Reuter, Christoph

improvise!

24 leichte Klavierstücke zum Spielen und Improvisieren, mit CD

Rubrik: Noten
Verlag/Label: Acoustic Music, Osnabrück 2007
erschienen in: üben & musizieren 1/2008 , Seite 62

Der Imperativ dieses Titels hat etwas für sich, versucht er doch, Zögerlichkeiten und Bedenken beiseite zu schieben. Denn viele KlavierschülerInnen wollen gern frei spielen, losgelöst von unveränderbarem Notentext, wissen oft aber kaum, wie sie dies anstellen sollen.

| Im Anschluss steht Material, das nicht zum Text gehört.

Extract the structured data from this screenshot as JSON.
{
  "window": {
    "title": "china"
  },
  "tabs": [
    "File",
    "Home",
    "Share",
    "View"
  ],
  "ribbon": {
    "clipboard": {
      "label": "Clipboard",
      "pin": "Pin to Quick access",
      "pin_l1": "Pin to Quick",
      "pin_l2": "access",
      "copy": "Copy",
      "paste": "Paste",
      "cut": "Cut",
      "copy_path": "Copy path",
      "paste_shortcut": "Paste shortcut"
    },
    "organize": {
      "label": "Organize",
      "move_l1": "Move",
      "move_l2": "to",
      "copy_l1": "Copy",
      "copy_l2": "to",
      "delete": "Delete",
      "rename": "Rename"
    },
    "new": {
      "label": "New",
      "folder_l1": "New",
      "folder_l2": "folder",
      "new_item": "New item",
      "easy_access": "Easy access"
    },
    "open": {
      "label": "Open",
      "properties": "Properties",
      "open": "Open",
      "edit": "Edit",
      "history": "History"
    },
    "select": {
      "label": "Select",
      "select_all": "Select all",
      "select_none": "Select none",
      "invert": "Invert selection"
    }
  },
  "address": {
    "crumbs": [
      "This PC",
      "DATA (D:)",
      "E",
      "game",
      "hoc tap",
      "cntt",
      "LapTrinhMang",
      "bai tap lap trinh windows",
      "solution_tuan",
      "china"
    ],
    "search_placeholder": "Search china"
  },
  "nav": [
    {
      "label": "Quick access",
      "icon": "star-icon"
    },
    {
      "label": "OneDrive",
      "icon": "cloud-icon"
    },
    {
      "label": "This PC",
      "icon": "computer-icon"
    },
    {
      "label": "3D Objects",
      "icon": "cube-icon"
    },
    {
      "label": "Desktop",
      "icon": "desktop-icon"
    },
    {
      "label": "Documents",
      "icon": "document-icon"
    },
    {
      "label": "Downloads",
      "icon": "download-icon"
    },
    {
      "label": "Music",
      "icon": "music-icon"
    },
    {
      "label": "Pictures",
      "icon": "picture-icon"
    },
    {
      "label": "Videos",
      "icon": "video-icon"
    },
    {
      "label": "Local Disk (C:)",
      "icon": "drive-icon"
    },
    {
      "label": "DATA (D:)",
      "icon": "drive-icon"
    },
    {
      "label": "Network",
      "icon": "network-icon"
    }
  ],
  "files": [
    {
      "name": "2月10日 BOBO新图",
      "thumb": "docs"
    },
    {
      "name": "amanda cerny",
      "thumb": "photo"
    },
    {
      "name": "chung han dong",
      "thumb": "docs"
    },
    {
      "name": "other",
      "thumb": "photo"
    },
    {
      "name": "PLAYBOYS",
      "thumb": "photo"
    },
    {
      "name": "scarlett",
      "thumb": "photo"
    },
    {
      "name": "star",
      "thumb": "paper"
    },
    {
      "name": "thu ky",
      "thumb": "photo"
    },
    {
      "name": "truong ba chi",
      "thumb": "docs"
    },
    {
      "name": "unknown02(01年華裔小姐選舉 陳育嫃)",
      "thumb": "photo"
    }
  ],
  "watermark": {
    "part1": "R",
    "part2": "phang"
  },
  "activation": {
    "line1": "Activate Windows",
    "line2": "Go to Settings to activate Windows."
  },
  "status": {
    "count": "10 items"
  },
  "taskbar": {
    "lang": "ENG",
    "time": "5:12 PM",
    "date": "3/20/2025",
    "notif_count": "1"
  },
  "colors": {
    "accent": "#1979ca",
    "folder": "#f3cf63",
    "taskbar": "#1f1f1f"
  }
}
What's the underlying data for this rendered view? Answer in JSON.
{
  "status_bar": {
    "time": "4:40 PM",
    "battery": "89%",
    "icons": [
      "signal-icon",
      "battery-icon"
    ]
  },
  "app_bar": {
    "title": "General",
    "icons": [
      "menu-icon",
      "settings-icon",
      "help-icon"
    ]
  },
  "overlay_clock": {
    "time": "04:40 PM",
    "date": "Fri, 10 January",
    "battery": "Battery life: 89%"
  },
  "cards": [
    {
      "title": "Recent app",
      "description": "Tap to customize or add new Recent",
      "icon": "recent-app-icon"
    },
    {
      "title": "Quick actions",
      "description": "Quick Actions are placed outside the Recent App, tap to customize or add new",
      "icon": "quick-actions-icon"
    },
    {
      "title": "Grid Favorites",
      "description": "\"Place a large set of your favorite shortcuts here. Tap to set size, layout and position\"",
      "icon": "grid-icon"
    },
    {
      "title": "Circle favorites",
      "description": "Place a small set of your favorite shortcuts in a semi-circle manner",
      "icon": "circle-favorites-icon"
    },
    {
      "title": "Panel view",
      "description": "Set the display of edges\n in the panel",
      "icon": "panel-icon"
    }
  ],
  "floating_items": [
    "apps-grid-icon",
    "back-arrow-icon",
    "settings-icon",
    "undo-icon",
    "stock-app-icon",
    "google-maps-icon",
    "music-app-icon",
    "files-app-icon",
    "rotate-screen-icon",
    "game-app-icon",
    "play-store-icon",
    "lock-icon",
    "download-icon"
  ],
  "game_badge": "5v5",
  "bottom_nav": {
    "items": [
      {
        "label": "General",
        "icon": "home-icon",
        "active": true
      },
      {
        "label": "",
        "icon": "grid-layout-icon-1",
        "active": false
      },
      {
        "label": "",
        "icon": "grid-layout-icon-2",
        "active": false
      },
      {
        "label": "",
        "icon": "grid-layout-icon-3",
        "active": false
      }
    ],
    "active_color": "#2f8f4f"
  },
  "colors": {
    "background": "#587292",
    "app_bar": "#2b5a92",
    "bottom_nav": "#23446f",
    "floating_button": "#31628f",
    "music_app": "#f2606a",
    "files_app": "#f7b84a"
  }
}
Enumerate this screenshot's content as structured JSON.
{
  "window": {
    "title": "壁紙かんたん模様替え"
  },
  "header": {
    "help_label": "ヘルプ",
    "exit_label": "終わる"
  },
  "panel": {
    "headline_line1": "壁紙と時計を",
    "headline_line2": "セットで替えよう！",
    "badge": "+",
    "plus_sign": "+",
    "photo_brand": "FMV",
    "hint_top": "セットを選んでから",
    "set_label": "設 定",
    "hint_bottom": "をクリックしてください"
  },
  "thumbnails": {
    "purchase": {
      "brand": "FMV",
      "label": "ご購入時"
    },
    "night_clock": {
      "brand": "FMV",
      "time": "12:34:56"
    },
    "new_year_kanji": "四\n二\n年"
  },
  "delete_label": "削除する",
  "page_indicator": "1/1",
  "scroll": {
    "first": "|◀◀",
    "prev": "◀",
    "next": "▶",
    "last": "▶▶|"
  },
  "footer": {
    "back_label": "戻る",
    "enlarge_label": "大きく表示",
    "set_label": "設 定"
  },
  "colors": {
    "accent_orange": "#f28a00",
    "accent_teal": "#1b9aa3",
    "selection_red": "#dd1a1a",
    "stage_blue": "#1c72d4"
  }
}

Christoph Reuters Anspruch ist es, die SchülerInnen ohne viel Vorreden oder Theorie rasch zum Improvisieren zu bringen. Dafür legt er 24 leichte bis mittelschwere Stücke vor, Eigenkompositionen aus den Bereichen Jazz, Pop, auch Tango und Reggae sowie Bearbeitungen einiger deutscher Volkslieder in geschmackvoller Reharmonisation.
Das Konzept ist ebenso einfach wie überzeugend. Jedes Stück ist als Chorus komplett ausnotiert, für die Improvisationen wird ein meist viertaktiges Modell genutzt, in der Regel identisch mit dem Beginn des Chorus oder von diesem abgeleitet, wobei jeweils die Töne nur einer Skala Verwendung finden. Im Notenheft finden sich die für die Improvisation anzuwendende Skala sowie Leertakte zur Notierung einer eigenen Improvisation, ferner ein zweihändiges Begleitpattern für den Lehrer, das dem Übenden ermöglicht, sich allein auf die Improvisation zu konzentrieren. Bei einem Titel („Unentschlossen“) improvisiert die linke Hand, ansonsten ist es stets die rechte. Die Titel der Stücke sind assoziativer Natur, sie helfen einer Einstimmung, vereinzelt auch unterstützt von Naturfotos.
Die beiliegende CD liefert Aufnahmen sämtlicher Titel mit kürzeren Improvisationsteilen sowie aller Lehrer-Begleitpatterns, die zur Playback-Übung genutzt werden können. Die Improvisationen hält Reuter anfänglich recht einfach und damit motivierend, viele KlavierschülerInnen dürften ähnliche Ergebnisse erreichen können, später wird es virtuoser. Die Qualität der Einspielungen ist gut, zuweilen ist das Timing etwas unpräzise.
Reuter ist Jazzer, er vertritt die Akkordskalentheorie. Damit nicht ein beliebiges Gespiele mit Tonleitern entsteht, gibt er am Ende des Bandes methodische Tipps, z. B. Spiel ausschließlich mit Akkordtönen oder Einhalten zweitaktiger Pausen. Technische Übungen wie das Verbinden von Skalen oder Sequenzmodelle von Drei- oder Viertongruppen runden diese Schule ab.
Gerade wegen seiner Methodik ist dieser Band sehr zu empfehlen. Freilich bietet er erst einen Anfang. Komplette Chorusimprovisationen fehlen hier noch, der Wechsel von Skalen und das Spiel mit Zentraltönen und Ideallinien könnten in einem Folgeband thematisiert werden. Nicht immer hält sich der Autor an seine Beschränkungen: In seinen eigenen Improvisationen streut er Nebentöne ein, in Mollstücken schlägt er auch die Dur-Terz bei Dominanten an und verlässt damit die Skala. Komponieren wird hier, anders als Reuters Vorwort glauben machen will, kaum gelernt, Improvisation meint hier das Erfinden kurzer melodischer Linien auf Akkord- und Skalenbasis. Fazit: Dem Imperativ des Titels folgt man gerne!